The Itinerarium Burdigalense ("Bordeaux Itinerary") — also known as the Itinerarium Hierosolymitanum ("Jerusalem Itinerary") — is the oldest known Christian itinerarium. It was written by the "Pilgrim of Bordeaux", an anonymous pilgrim from Burdigala (present-day Bordeaux, France). It recounts the writer's journey to the Holy Land in the years 333 and 334 as he traveled by land through northern Italy and the Danube valley to Constantinople, then through Asia Minor and Syria to Jerusalem, and then back by way of Macedonia, Otranto, Rome, and Milan.
According to the Catholic Encyclopedia:
The report of his journey outside Palestine is little more than a dry enumeration of the cities through which he passed, and of the places where he stopped or changed horses, with their respective distances. For the Holy Land he also briefly notes the important events which he believes to be connected with the various places. In this he falls into some strange blunders, as when, for instance, he places the Transfiguration on Mount Olivet. Such errors, however, are also found in subsequent writers. His description of Jerusalem, though short, contains information of great value for the topography of the city.

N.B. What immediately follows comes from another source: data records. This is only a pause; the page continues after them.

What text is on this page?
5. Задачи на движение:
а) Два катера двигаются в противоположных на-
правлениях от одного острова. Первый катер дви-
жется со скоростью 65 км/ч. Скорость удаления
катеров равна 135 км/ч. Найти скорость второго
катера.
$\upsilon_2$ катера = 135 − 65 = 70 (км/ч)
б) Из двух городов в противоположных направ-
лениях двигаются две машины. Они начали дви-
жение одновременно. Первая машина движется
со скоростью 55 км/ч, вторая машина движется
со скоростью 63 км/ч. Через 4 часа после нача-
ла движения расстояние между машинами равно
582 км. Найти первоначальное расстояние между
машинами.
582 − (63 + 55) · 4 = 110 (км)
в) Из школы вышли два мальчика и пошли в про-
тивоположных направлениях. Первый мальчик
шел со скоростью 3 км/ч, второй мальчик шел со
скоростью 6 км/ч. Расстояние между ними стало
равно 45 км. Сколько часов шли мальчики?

Another reader, Jaś Elsner, notes that, a brief twenty-one years after Constantine institutionalized Christianity, "the Holy Land to which the pilgrim went had to be entirely reinvented in those years, since its main site—ancient Jerusalem—had been sacked under the Emperor Hadrian and refounded as Aelia Capitolina." Elsner found to his surprise "how swiftly a Christian author was willing implicitly to re-arrange and redefine deeply entrenched institutional norms, while none the less writing on an entirely traditional model [i.e., the established Greco-Roman genre of travel writing]."